In Memory Of R.L. Boyce

In Memory Of R.L. Boyce

This article is dedicated to the memory of R.L. Boyce, who recently passed two weeks ago. (November 9th, 2023)

The roots of hill country blues music took hold in close-knit African American communities just south of Memphis in North Mississippi. From the Civil War era until the 1970s, these communities saw the flourishing of African American traditional fife and drum bands. These bands, characterized by a cane fife player leading three marching drums and a distinctive dance, became a popular form of entertainment for the region, performing at social events like picnics, weddings, and funerals.

R.L. Boyce, a lifelong resident of Como, Mississippi, was born into this rich fife and drum tradition. His uncle, Othar Turner of the Rising Stars Fife and Drum Band and a 1992 NEA National Heritage Fellow, played a significant role in shaping Boyce's musical journey. Turner initiated an annual family picnic called the GOAT Picnic, where local musical talents like the Young Family, R.L. Burnside, Fred McDowell, and Jessie Mae Hemphill would gather and perform.

Boyce's entry into music occurred during his teenage years when, inspired by watching his uncle perform at a picnic, he decided to become a musician. At the age of 15, he joined the Rising Stars Fife and Drum Band as a drummer and remained a member for three decades until Turner's passing in 2003.

In the 1980s, spurred by a challenge from fellow Mississippi musician Luther Dickinson, Boyce transitioned to the guitar. His Hill Country boogie style, characterized by simple, repetitive trance music, reflects both traditional roots and contemporary elements. Boyce, proud of his unique style, states, "There are a lot of good blues players out there. But see, I play the old way and nobody today can play my style, just me."

With a musical career spanning over half a century, Boyce shared stages with blues legends like John Lee Hooker and Howlin’ Wolf. He served as the drummer for and recorded with Jessie Mae Hemphill. His second solo release, "Roll and Tumble," garnered a Grammy Award nomination in 2018. Boyce's contributions to the North Mississippi blues tradition have been recognized globally, as seen in his appearances at international festivals and documentaries like Daniel Cross' "I Am The Blues."
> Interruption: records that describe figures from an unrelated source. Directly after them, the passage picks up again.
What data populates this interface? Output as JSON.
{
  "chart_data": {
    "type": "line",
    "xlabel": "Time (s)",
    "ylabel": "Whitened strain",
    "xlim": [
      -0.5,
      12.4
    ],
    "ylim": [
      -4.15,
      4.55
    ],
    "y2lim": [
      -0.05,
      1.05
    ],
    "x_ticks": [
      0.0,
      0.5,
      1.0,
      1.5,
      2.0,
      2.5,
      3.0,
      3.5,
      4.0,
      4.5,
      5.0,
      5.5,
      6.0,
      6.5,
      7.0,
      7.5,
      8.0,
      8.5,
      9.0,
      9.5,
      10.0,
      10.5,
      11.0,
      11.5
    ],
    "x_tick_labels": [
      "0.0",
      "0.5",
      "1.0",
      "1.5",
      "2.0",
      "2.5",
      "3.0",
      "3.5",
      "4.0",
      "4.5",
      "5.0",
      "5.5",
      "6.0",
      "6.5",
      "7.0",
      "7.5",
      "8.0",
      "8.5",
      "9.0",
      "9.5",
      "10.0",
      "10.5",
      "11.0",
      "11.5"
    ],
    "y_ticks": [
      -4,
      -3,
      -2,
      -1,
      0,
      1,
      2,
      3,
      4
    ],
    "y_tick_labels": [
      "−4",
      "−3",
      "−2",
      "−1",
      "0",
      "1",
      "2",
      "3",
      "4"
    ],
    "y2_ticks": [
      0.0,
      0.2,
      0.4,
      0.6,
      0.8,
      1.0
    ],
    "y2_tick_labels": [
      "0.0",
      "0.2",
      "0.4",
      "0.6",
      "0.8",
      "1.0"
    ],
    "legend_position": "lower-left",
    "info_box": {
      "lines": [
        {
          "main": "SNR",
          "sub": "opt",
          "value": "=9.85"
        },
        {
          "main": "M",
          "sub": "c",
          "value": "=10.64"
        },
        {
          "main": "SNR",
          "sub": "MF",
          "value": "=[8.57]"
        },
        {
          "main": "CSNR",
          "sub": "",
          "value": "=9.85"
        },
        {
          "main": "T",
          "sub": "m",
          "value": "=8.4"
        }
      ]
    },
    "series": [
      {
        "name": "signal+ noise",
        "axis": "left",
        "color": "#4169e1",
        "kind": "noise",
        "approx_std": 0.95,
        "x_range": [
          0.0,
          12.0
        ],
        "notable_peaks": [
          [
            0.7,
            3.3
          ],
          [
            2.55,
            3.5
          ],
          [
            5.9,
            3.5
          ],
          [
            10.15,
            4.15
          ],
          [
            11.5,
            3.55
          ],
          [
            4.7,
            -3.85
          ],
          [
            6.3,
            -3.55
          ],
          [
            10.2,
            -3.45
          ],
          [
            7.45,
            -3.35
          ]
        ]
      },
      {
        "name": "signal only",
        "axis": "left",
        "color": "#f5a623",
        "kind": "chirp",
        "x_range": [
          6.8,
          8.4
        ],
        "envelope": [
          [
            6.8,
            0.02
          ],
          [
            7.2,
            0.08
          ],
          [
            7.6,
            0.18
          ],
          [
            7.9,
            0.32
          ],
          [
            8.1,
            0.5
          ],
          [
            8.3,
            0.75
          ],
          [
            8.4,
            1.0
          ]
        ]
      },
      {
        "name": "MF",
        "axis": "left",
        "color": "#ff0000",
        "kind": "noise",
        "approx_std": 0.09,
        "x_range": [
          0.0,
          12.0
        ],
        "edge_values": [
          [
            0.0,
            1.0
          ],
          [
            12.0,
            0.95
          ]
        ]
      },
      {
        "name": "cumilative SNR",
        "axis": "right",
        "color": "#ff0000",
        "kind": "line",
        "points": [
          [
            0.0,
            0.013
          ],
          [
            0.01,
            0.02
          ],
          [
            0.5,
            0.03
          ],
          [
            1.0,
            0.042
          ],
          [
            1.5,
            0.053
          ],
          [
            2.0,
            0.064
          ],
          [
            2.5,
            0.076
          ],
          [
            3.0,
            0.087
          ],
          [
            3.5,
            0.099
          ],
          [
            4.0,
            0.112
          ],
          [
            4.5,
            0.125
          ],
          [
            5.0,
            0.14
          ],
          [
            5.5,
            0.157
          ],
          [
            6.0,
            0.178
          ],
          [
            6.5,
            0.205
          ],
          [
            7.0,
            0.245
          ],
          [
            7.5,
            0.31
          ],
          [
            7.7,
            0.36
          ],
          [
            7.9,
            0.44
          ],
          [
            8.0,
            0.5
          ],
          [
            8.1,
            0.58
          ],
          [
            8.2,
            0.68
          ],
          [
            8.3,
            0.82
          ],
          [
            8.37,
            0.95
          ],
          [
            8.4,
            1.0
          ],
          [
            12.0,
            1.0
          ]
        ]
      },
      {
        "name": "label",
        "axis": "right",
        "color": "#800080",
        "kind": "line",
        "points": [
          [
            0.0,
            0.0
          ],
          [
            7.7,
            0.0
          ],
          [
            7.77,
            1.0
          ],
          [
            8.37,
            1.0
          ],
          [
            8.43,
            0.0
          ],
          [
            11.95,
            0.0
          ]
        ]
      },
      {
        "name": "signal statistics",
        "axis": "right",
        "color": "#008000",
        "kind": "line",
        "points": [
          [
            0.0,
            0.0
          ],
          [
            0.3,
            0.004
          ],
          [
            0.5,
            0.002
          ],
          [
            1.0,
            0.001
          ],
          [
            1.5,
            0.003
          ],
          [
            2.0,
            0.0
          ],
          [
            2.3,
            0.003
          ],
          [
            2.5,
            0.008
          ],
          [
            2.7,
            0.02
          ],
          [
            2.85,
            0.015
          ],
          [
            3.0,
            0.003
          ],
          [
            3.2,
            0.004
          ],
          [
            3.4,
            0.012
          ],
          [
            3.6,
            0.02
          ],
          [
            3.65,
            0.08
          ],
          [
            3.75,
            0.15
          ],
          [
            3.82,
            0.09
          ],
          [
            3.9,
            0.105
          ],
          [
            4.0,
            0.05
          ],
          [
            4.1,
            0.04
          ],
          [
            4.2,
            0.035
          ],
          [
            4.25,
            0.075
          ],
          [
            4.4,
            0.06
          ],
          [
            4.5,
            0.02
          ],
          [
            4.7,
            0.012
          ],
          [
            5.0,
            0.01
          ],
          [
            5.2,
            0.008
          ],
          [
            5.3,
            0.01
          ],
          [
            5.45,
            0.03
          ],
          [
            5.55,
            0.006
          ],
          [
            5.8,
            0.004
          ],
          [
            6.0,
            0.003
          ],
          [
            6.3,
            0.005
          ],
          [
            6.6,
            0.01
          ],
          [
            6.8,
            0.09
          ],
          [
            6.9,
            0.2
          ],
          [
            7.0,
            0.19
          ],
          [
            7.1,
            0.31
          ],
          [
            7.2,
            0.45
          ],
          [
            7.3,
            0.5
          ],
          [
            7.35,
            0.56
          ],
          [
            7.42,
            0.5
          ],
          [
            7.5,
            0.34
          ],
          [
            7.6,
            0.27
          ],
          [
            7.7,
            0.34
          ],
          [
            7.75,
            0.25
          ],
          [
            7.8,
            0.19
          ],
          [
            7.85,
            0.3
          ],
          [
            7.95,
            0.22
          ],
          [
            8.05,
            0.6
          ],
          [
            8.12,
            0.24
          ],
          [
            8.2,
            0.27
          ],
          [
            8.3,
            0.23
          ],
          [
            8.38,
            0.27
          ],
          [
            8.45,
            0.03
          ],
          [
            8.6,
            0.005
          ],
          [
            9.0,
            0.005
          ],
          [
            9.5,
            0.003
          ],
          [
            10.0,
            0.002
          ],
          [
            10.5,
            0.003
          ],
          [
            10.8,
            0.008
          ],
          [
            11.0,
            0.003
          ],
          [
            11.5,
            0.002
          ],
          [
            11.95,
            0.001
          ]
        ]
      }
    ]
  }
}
In addition to his musical achievements, Boyce preserved and promoted his heritage. He hosted the RL BOYCE Picnic, a three-day music event held over Labor Day weekend in Como, Mississippi. This gathering included activities such as a music workshop, guided tour, and family picnic, and the celebration of Boyce's music and traditions.

The passing of RL Boyce is a loss to the hill country blues community and music enthusiasts who appreciated his authentic contributions. He was one of the final links to the traditions of North Mississippi blues. His legacy will live on through his recordings and the influence he had on those who had the privilege of hearing and learning from him.